Todos os leitores que têm hoje entre dezoito e cento e oito anos, mais coisa menos coisa, lembram-se certamente do dia em que, de repente, tiveram de abdicar do frenesim imparável da adolescência para, durante umas valentes horas, se dedicarem a ler um livro que tinha tudo para ser uma maçada, sobretudo para quem a ideia de leitura estaria algures entre a edição de A Bola de sábado e os quadradinhos de Patinhas, Zé Carioca e companhia. Atente-se só ao primeiro parágrafo de “Os Maias” (Guerra & Paz, 2015), agora reeditado de acordo com a 1ª edição (1888) e com uma capa que é um verdadeiro mimo:
“A casa que os Maias vieram habitar em Lisboa, no Outono de 1875, era conhecida na vizinhança da Rua de S. Francisco de Paula, e em todo o bairro das Janelas Verdes, pela casa do Ramalhete, ou simplesmente o Ramalhete.

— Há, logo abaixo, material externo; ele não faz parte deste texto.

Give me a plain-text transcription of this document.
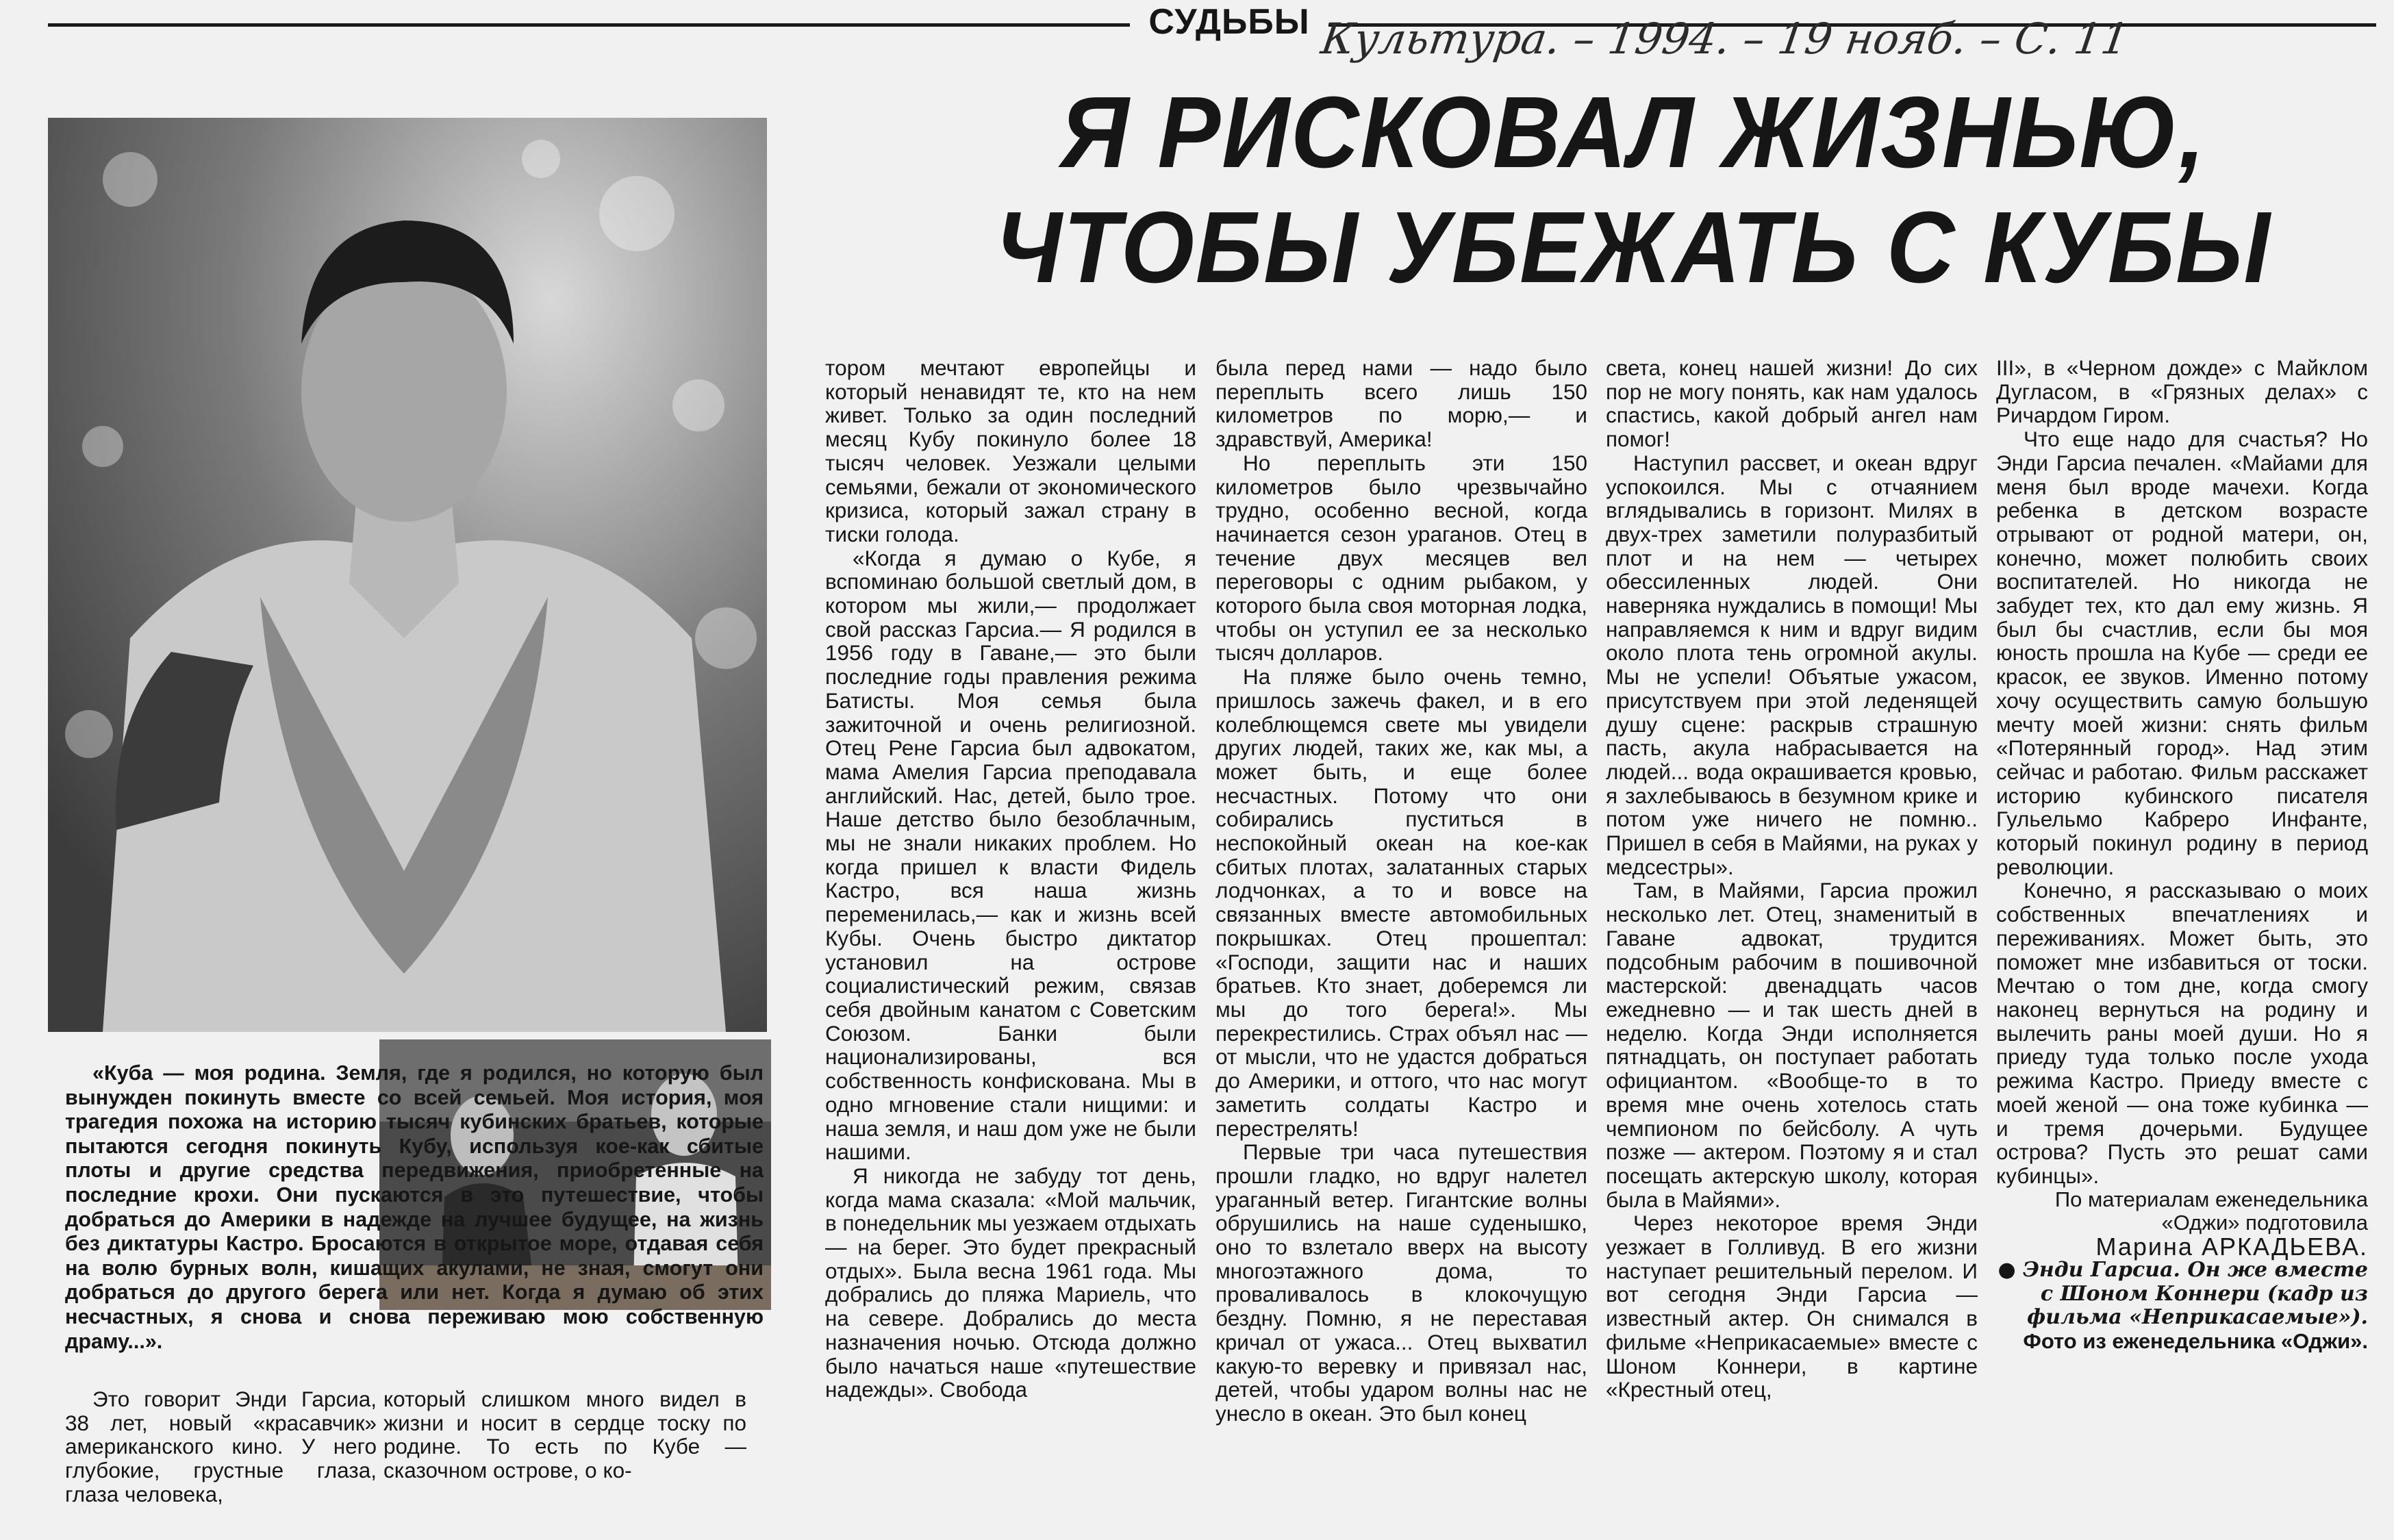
СУДЬБЫ Культура. – 1994. – 19 нояб. – С. 11
Я РИСКОВАЛ ЖИЗНЬЮ,
ЧТОБЫ УБЕЖАТЬ С КУБЫ

«Куба — моя родина. Земля, где я родился, но которую был вынужден покинуть вместе со всей семьей. Моя история, моя трагедия похожа на историю тысяч кубинских братьев, которые пытаются сегодня покинуть Кубу, используя кое-как сбитые плоты и другие средства передвижения, приобретенные на последние крохи. Они пускаются в это путешествие, чтобы добраться до Америки в надежде на лучшее будущее, на жизнь без диктатуры Кастро. Бросаются в открытое море, отдавая себя на волю бурных волн, кишащих акулами, не зная, смогут они добраться до другого берега или нет. Когда я думаю об этих несчастных, я снова и снова переживаю мою собственную драму...».

Это говорит Энди Гарсиа, 38 лет, новый «красавчик» американского кино. У него глубокие, грустные глаза, глаза человека,

который слишком много видел в жизни и носит в сердце тоску по родине. То есть по Кубе — сказочном острове, о ко-

тором мечтают европейцы и который ненавидят те, кто на нем живет. Только за один последний месяц Кубу покинуло более 18 тысяч человек. Уезжали целыми семьями, бежали от экономического кризиса, который зажал страну в тиски голода.

«Когда я думаю о Кубе, я вспоминаю большой светлый дом, в котором мы жили,— продолжает свой рассказ Гарсиа.— Я родился в 1956 году в Гаване,— это были последние годы правления режима Батисты. Моя семья была зажиточной и очень религиозной. Отец Рене Гарсиа был адвокатом, мама Амелия Гарсиа преподавала английский. Нас, детей, было трое. Наше детство было безоблачным, мы не знали никаких проблем. Но когда пришел к власти Фидель Кастро, вся наша жизнь переменилась,— как и жизнь всей Кубы. Очень быстро диктатор установил на острове социалистический режим, связав себя двойным канатом с Советским Союзом. Банки были национализированы, вся собственность конфискована. Мы в одно мгновение стали нищими: и наша земля, и наш дом уже не были нашими.

Я никогда не забуду тот день, когда мама сказала: «Мой мальчик, в понедельник мы уезжаем отдыхать — на берег. Это будет прекрасный отдых». Была весна 1961 года. Мы добрались до пляжа Мариель, что на севере. Добрались до места назначения ночью. Отсюда должно было начаться наше «путешествие надежды». Свобода

была перед нами — надо было переплыть всего лишь 150 километров по морю,— и здравствуй, Америка!

Но переплыть эти 150 километров было чрезвычайно трудно, особенно весной, когда начинается сезон ураганов. Отец в течение двух месяцев вел переговоры с одним рыбаком, у которого была своя моторная лодка, чтобы он уступил ее за несколько тысяч долларов.

На пляже было очень темно, пришлось зажечь факел, и в его колеблющемся свете мы увидели других людей, таких же, как мы, а может быть, и еще более несчастных. Потому что они собирались пуститься в неспокойный океан на кое-как сбитых плотах, залатанных старых лодчонках, а то и вовсе на связанных вместе автомобильных покрышках. Отец прошептал: «Господи, защити нас и наших братьев. Кто знает, доберемся ли мы до того берега!». Мы перекрестились. Страх объял нас — от мысли, что не удастся добраться до Америки, и оттого, что нас могут заметить солдаты Кастро и перестрелять!

Первые три часа путешествия прошли гладко, но вдруг налетел ураганный ветер. Гигантские волны обрушились на наше суденышко, оно то взлетало вверх на высоту многоэтажного дома, то проваливалось в клокочущую бездну. Помню, я не переставая кричал от ужаса... Отец выхватил какую-то веревку и привязал нас, детей, чтобы ударом волны нас не унесло в океан. Это был конец

света, конец нашей жизни! До сих пор не могу понять, как нам удалось спастись, какой добрый ангел нам помог!

Наступил рассвет, и океан вдруг успокоился. Мы с отчаянием вглядывались в горизонт. Милях в двух-трех заметили полуразбитый плот и на нем — четырех обессиленных людей. Они наверняка нуждались в помощи! Мы направляемся к ним и вдруг видим около плота тень огромной акулы. Мы не успели! Объятые ужасом, присутствуем при этой леденящей душу сцене: раскрыв страшную пасть, акула набрасывается на людей... вода окрашивается кровью, я захлебываюсь в безумном крике и потом уже ничего не помню.. Пришел в себя в Майями, на руках у медсестры».

Там, в Майями, Гарсиа прожил несколько лет. Отец, знаменитый в Гаване адвокат, трудится подсобным рабочим в пошивочной мастерской: двенадцать часов ежедневно — и так шесть дней в неделю. Когда Энди исполняется пятнадцать, он поступает работать официантом. «Вообще-то в то время мне очень хотелось стать чемпионом по бейсболу. А чуть позже — актером. Поэтому я и стал посещать актерскую школу, которая была в Майями».

Через некоторое время Энди уезжает в Голливуд. В его жизни наступает решительный перелом. И вот сегодня Энди Гарсиа — известный актер. Он снимался в фильме «Неприкасаемые» вместе с Шоном Коннери, в картине «Крестный отец,

III», в «Черном дожде» с Майклом Дугласом, в «Грязных делах» с Ричардом Гиром.

Что еще надо для счастья? Но Энди Гарсиа печален. «Майами для меня был вроде мачехи. Когда ребенка в детском возрасте отрывают от родной матери, он, конечно, может полюбить своих воспитателей. Но никогда не забудет тех, кто дал ему жизнь. Я был бы счастлив, если бы моя юность прошла на Кубе — среди ее красок, ее звуков. Именно потому хочу осуществить самую большую мечту моей жизни: снять фильм «Потерянный город». Над этим сейчас и работаю. Фильм расскажет историю кубинского писателя Гульельмо Кабреро Инфанте, который покинул родину в период революции.

Конечно, я рассказываю о моих собственных впечатлениях и переживаниях. Может быть, это поможет мне избавиться от тоски. Мечтаю о том дне, когда смогу наконец вернуться на родину и вылечить раны моей души. Но я приеду туда только после ухода режима Кастро. Приеду вместе с моей женой — она тоже кубинка — и тремя дочерьми. Будущее острова? Пусть это решат сами кубинцы».

По материалам еженедельника «Оджи» подготовила

Марина АРКАДЬЕВА.

● Энди Гарсиа. Он же вместе с Шоном Коннери (кадр из фильма «Неприкасаемые»).

Фото из еженедельника «Оджи».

Apesar deste fresco nome de vivenda campestre, o Ramalhete, sombrio casarão de paredes severas, com um renque de estreitas varandas de ferro no primeiro andar, e por cima uma tímida fila de janelinhas abrigadas à beira do telhado, tinha o aspecto tristonho de residência eclesiástica que competia a uma edificação do reinado da Sr.ª D. Maria I: com uma sineta e uma cruz no topo assemelhar-se-ia a um colégio de Jesuítas. O nome de Ramalhete provinha decerto de um revestimento quadrado de azulejos fazendo painel no lugar heráldico do escudo de armas, que nunca chegara a ser colocado, e representando um grande ramo de girassóis atado por uma fita onde se distinguiam letras e números de uma data.”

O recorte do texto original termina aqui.